Christian Juul Nielsen bridged the two at Aknvas, packing his new lunchbox shaped bags to head back to boarding school, “the happiest years of my life,” said the Øresund efterskole graduate.

Stomping down the hallway — er, runway — in lugged Stuart Weitzman wader boots, the spring 2026 “Breakfast Club” was a hodgepodge of preppies, punks and princesses. “I always have something related to the monarchy in my collections,” explained Nielsen, who’s Danish, “and in this case, my niece is in the same class as the crown princess of Denmark.”

Planting his historical court theme firmly in the youth culture of today, tiers of buoyant ruffles sprouted from bloomers and micro miniskirts — “It’s all minis, we do well with minis,” said Nielsen — while corset lacing cinched the fronts of low-riding skinny jeans. 

Outerwear was a highlight, especially boxy cutaway trenches with jaw-framing storm flaps. They read a bit like redingotes and Nielsen offered them in myriad textiles, from blue denim and khaki cotton to red-and-white tie-dye and green bonded lace.
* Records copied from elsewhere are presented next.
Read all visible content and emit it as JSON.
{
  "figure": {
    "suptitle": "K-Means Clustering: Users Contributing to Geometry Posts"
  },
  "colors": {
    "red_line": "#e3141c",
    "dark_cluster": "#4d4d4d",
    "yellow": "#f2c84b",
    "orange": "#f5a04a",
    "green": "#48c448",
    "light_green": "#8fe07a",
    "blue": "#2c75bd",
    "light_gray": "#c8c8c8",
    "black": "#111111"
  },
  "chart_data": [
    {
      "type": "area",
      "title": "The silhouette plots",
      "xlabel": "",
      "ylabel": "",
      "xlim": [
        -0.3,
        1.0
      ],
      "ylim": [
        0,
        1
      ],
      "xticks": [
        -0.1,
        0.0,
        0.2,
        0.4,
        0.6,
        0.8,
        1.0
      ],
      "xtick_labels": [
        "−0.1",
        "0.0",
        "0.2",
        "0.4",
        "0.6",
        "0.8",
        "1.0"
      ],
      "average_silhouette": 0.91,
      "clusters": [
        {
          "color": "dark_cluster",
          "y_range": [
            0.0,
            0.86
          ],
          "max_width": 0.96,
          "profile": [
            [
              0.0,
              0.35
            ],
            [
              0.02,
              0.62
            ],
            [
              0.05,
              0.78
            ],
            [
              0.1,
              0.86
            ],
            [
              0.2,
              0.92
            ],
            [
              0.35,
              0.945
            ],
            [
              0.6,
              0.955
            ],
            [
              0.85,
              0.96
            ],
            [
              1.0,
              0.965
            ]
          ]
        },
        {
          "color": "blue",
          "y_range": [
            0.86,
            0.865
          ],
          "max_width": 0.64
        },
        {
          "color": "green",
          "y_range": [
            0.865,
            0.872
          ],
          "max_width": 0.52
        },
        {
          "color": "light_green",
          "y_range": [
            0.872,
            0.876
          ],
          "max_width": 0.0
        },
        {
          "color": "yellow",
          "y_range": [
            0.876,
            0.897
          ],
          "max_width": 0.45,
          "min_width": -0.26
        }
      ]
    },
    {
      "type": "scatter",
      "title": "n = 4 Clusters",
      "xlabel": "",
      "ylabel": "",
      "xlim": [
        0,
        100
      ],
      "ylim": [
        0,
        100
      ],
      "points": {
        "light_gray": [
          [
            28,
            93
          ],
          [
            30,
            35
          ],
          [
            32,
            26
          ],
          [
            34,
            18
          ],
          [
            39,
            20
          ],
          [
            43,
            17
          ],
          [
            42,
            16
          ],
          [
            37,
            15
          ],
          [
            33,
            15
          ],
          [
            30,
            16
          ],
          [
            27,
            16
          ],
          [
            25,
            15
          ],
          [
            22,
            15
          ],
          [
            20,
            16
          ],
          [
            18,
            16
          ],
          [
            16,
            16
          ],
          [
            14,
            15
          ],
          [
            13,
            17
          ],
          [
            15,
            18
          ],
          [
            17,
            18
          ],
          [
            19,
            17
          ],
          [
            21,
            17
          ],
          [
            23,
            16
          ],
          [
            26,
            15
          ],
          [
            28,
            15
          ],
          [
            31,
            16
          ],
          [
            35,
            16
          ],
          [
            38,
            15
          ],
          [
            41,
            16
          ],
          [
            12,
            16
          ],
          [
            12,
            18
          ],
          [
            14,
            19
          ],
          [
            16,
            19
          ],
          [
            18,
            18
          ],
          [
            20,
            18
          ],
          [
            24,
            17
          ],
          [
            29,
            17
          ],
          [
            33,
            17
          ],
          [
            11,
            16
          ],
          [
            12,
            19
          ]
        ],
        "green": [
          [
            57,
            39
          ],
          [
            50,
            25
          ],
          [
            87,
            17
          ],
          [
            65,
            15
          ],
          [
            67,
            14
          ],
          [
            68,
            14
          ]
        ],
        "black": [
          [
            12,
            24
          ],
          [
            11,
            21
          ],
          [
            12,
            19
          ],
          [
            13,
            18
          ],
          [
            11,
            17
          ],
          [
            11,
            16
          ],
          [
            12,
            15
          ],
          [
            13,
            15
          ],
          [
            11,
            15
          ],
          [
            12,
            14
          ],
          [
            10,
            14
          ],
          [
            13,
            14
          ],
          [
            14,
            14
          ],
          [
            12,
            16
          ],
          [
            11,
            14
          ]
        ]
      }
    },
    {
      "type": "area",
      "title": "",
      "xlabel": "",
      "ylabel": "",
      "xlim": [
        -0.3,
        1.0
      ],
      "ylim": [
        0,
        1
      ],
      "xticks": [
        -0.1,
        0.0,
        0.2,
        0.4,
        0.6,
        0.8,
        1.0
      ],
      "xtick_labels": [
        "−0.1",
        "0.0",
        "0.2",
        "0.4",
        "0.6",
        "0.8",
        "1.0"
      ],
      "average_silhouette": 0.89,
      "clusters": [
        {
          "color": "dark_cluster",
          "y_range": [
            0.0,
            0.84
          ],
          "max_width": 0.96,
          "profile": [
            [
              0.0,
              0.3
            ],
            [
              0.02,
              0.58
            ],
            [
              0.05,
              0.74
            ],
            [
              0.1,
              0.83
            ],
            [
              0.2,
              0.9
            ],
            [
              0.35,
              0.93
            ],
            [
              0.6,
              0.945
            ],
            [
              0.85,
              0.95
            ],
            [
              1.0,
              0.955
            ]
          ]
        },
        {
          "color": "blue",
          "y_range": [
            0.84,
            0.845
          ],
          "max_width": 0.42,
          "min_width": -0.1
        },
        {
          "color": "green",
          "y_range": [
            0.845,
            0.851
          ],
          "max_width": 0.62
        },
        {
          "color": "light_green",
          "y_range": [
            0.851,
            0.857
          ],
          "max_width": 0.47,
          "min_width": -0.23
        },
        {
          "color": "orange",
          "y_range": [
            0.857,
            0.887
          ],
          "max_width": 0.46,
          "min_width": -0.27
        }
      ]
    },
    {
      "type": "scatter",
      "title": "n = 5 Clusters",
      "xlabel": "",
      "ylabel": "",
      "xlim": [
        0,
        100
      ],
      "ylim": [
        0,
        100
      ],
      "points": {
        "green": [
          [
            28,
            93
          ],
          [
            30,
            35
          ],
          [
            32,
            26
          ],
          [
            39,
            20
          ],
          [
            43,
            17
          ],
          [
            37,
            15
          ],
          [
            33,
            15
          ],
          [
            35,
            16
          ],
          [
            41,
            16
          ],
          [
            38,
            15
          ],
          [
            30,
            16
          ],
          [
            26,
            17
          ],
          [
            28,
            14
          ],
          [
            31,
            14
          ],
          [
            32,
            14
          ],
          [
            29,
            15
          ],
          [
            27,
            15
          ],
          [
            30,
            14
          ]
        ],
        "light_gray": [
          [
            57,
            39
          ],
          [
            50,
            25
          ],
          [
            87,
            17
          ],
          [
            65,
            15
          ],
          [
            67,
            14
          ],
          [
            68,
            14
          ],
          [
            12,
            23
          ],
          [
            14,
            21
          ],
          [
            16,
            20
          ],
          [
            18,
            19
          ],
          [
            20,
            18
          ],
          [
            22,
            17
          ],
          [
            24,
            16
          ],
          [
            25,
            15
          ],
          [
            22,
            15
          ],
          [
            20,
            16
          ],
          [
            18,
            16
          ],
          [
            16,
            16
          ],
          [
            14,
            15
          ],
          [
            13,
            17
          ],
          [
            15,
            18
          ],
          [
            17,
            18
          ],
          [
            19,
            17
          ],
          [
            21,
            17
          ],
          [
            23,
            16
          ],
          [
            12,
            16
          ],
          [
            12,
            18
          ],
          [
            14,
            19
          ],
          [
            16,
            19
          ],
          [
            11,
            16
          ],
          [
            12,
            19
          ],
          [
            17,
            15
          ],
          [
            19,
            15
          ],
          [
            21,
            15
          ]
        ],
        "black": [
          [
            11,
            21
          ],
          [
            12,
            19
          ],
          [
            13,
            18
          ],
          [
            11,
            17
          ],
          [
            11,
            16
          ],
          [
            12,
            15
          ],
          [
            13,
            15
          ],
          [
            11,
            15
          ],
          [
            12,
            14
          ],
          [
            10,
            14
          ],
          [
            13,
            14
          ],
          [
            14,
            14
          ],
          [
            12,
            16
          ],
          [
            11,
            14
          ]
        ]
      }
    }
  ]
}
Varsity jackets in distressed leather added edge, as did acid wash pieces, though those didn’t quite make the grade. 

Pleated chinos with 10-gallon pockets jutting out like panniers got an A-plus. They looked cool on a girl with a simple tank and even cooler on a guy, giving regal airs to his collegiate striped shirt. 

But as Nielsen explained, his vision for Aknvas is greater than any one particular item, it’s head-to-toe. “My clients are very open to us selling everything as-is and they really want the whole look,” he said. 

Asked who his dream client is, Nielsen’s answer wasn’t surprising: the princess of Denmark. With his niece’s foot in the door, maybe that assignment will come soon.